To Your Family and Friends: We must disclose your
health information to a family member, friend or other person to the extent necessary to
help with your healthcare or with payment for your healthcare, but only if you agree that
we may do so.
Persons Involved with Care: We may use or disclose
health information to notify, or assist in the notification of a family member, your
personal representative or another person responsible for your care. If you are present,
then prior to such use or disclosure of your health information, we will provide you with
an opportunity to object to such uses or disclosures. In the event of your incapacity or
in emergency circumstances, we will disclose health information based on a determination
using our professional judgment and using only health information that is directly
relevant to the persons involvement in your healthcare. We will also use our
professional judgment and our experience with common practice to make reasonable
inferences in your best interest in allowing a person to pick up prescriptions, medical
supplies, x-rays, or other similar forms of health information.
Required by Law: We may use or disclose your (PHI)
when we are required to do so by law.
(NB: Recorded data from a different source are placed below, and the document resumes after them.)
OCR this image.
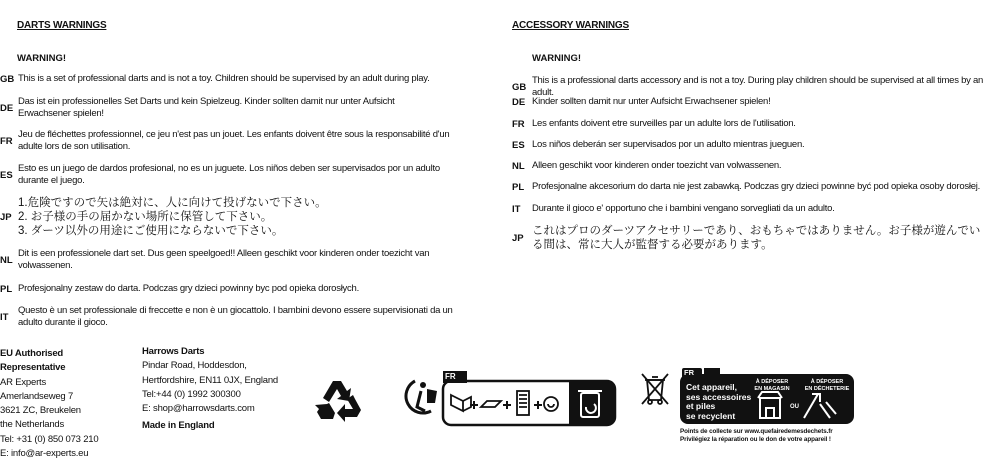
DARTS WARNINGS
WARNING!
GB This is a set of professional darts and is not a toy. Children should be supervised by an adult during play.
DE
Das ist ein professionelles Set Darts und kein Spielzeug. Kinder sollten damit nur unter Aufsicht Erwachsener spielen!
FR
Jeu de fléchettes professionnel, ce jeu n'est pas un jouet. Les enfants doivent être sous la responsabilité d'un adulte lors de son utilisation.
ES
Esto es un juego de dardos profesional, no es un juguete. Los niños deben ser supervisados por un adulto durante el juego.
JP
1.危険ですので矢は絶対に、人に向けて投げないで下さい。
2. お子様の手の届かない場所に保管して下さい。
3. ダーツ以外の用途にご使用にならないで下さい。
NL
Dit is een professionele dart set. Dus geen speelgoed!! Alleen geschikt voor kinderen onder toezicht van volwassenen.
PL Profesjonalny zestaw do darta. Podczas gry dzieci powinny byc pod opieka dorosłych.
IT
Questo è un set professionale di freccette e non è un giocattolo. I bambini devono essere supervisionati da un adulto durante il gioco.
ACCESSORY WARNINGS
WARNING!
GB
This is a professional darts accessory and is not a toy. During play children should be supervised at all times by an adult.
DE Kinder sollten damit nur unter Aufsicht Erwachsener spielen!
FR Les enfants doivent etre surveilles par un adulte lors de l'utilisation.
ES Los niños deberán ser supervisados por un adulto mientras jueguen.
NL Alleen geschikt voor kinderen onder toezicht van volwassenen.
PL Profesjonalne akcesorium do darta nie jest zabawką. Podczas gry dzieci powinne być pod opieka osoby dorosłej.
IT	Durante il gioco e' opportuno che i bambini vengano sorvegliati da un adulto.
JP
これはプロのダーツアクセサリーであり、おもちゃではありません。お子様が遊んでいる間は、常に大人が監督する必要があります。
EU Authorised
Representative
AR Experts
Amerlandseweg 7
3621 ZC, Breukelen
the Netherlands
Tel: +31 (0) 850 073 210
E: info@ar-experts.eu
Harrows Darts
Pindar Road, Hoddesdon,
Hertfordshire, EN11 0JX, England
Tel:+44 (0) 1992 300300
E: shop@harrowsdarts.com
Made in England
FR	FR
Cet appareil,
ses accessoires
et piles
se recyclent
À DÉPOSER
EN MAGASIN
OU
À DÉPOSER
EN DÉCHETERIE
Points de collecte sur www.quefairedemesdechets.fr
Privilégiez la réparation ou le don de votre appareil !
Examples: disclosures regarding victims of abuse or
neglect, health oversight to avert serious threats to health or safety, for judicial and
administrative proceedings and the like.
Research, Public Health or Healthcare Operations: We
may rely on professional ethics and best judgments in deciding which of these permissive
uses and disclosures to make.
Appointment Reminders: We may use or disclose your
(PHI) to provide you with appointment reminders (such as voicemail messages, postcards, or
letters, etc.) unless otherwise directed by you.
Access: You have the right to look at or get copies
of your (PHI), with limited exceptions. You may request that we provide copies in a format
other than photocopies. We will use the format you request unless we cannot practicably do
so. We will charge a cost based fee for providing your PHI in that format.
Disclosure Accounting: You have the right to
receive a list of circumstances in which we or our business associates disclosed your
health information for purposes other than treatment, payment or healthcare operations and
certain other activities, for the last 6 years, but not before April 14, 2003. If you
request this accounting more than once in a 12-month period, we may charge you a
reasonable cost-based fee for responding to these additional requests.
Restriction: You have the right to request that we
place additional restrictions on our use or disclosure of your PHI but if we do we will
abide by our agreement(except in an emergency).
Alternative Communication: You have the right to
request that we communicate with you about your health information by alternative means or
to alternative locations. You must make your request in writing. Your request must specify
how and where communication should be made.
Right to Amend: If you believe that there is a
mistake or missing information in our record of your (PHI) you may request that we add or
correct the record. Your request must be in writing, and must explain why the
information should be amended. It is in our discretion as to whether we will deny or
approve your request. Any denial will state the reasons for the denial. If approved the
changes will be made and you will be informed of such changes.
Electronic Notice: You may receive this
Notice on our website or by electronic mail (e-mail), you are also entitled to receive
this Notice in written form.
QUESTIONS AND COMPLAINTS
If you have any questions, concerns, or complaints about
your privacy rights you should direct your comments in writing to:
Attn: Practice Manager, HIPAA
Arthritis & Rheumatic Care Center
6141 Sunset Drive, Suite 501
Phone: (305) 661-6615
Fax: (305) 661-6619
You may also submit a written complaint to the
Secretary of the U.S Department of Health and Human Services at the Office of Civil
Rights. We support your right to the privacy of your PHI. We will take no retaliatory
action against you if you make such complaints.